Carlo Sbisà (Trieste, 1899 - 1964) cominciò a dedicarsi alla scultura dal secondo dopoguerra, utilizzando la ceramica, la terracotta e il bronzo, sviluppando nella materia un'espressività astratta, che nelle opere figurative sacre reca a forme anatomiche trattenute da asciutti perimetri lineari, il cui andamento pervade anche il loro interno. In tal modo i soggetti agiscono tra il corredo geometrico calligrafico e la tensione ingabbiata, che suggestivamente vorrebbe - ma non può - esternarsi pienamente.
È quanto si può ammirare nella Via Crucis in terracotta esposta nella chiesa Nostra Signora di Lourdes, realizzata dal maestro nel 1954.
Il Sant'Andrea nella cappella del porto nuovo è del 1960 e si esprime con pacata cordialità, tendendo la mano come nell'atto di accettare la chiamata di Gesù Cristo, divenendo a breve pescatore di uomini.

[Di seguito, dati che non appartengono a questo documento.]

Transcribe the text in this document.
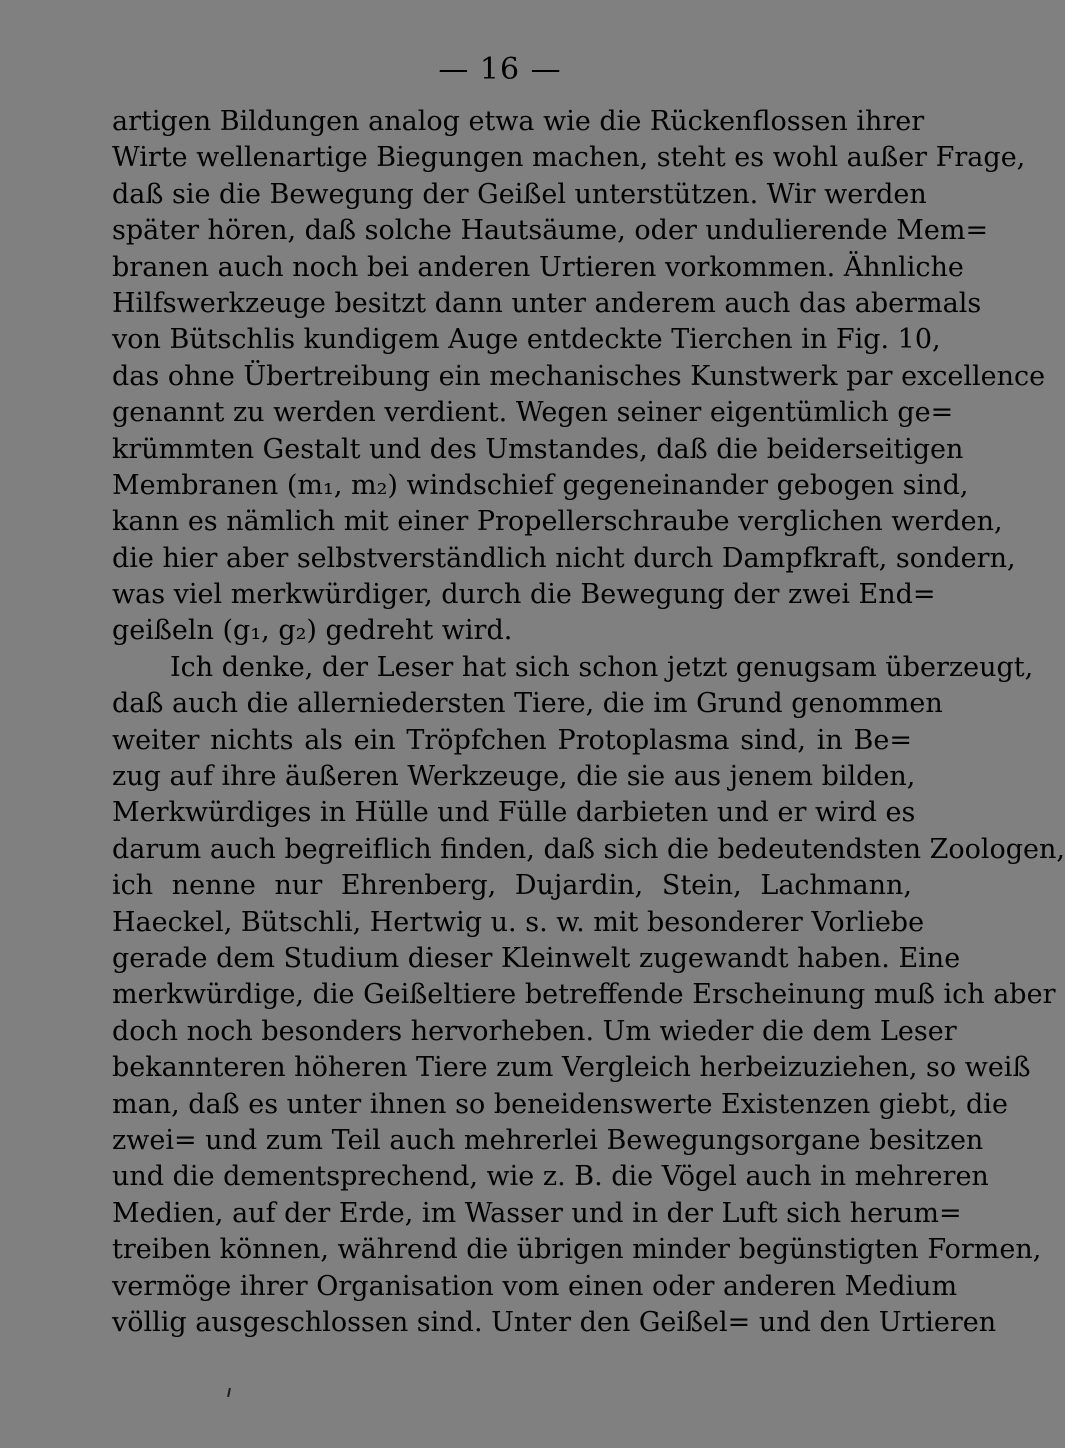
— 16 —
artigen Bildungen analog etwa wie die Rückenflossen ihrer
Wirte wellenartige Biegungen machen, steht es wohl außer Frage,
daß sie die Bewegung der Geißel unterstützen. Wir werden
später hören, daß solche Hautsäume, oder undulierende Mem=
branen auch noch bei anderen Urtieren vorkommen. Ähnliche
Hilfswerkzeuge besitzt dann unter anderem auch das abermals
von Bütschlis kundigem Auge entdeckte Tierchen in Fig. 10,
das ohne Übertreibung ein mechanisches Kunstwerk par excellence
genannt zu werden verdient. Wegen seiner eigentümlich ge=
krümmten Gestalt und des Umstandes, daß die beiderseitigen
Membranen (m₁, m₂) windschief gegeneinander gebogen sind,
kann es nämlich mit einer Propellerschraube verglichen werden,
die hier aber selbstverständlich nicht durch Dampfkraft, sondern,
was viel merkwürdiger, durch die Bewegung der zwei End=
geißeln (g₁, g₂) gedreht wird.
Ich denke, der Leser hat sich schon jetzt genugsam überzeugt,
daß auch die allerniedersten Tiere, die im Grund genommen
weiter nichts als ein Tröpfchen Protoplasma sind, in Be=
zug auf ihre äußeren Werkzeuge, die sie aus jenem bilden,
Merkwürdiges in Hülle und Fülle darbieten und er wird es
darum auch begreiflich finden, daß sich die bedeutendsten Zoologen,
ich nenne nur Ehrenberg, Dujardin, Stein, Lachmann,
Haeckel, Bütschli, Hertwig u. s. w. mit besonderer Vorliebe
gerade dem Studium dieser Kleinwelt zugewandt haben. Eine
merkwürdige, die Geißeltiere betreffende Erscheinung muß ich aber
doch noch besonders hervorheben. Um wieder die dem Leser
bekannteren höheren Tiere zum Vergleich herbeizuziehen, so weiß
man, daß es unter ihnen so beneidenswerte Existenzen giebt, die
zwei= und zum Teil auch mehrerlei Bewegungsorgane besitzen
und die dementsprechend, wie z. B. die Vögel auch in mehreren
Medien, auf der Erde, im Wasser und in der Luft sich herum=
treiben können, während die übrigen minder begünstigten Formen,
vermöge ihrer Organisation vom einen oder anderen Medium
völlig ausgeschlossen sind. Unter den Geißel= und den Urtieren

Ancora in terracotta è il gruppo scultorio con San Raffaele arcangelo, databile al 1960, l'anno della consacrazione della cappella omonima alla Stazione Centrale ferroviaria di Trieste. In misura ancora maggiore rispetto alla Via Crucis si coglie la rappresentazione della scena entro i confini imposti dal rigore geometrizzante.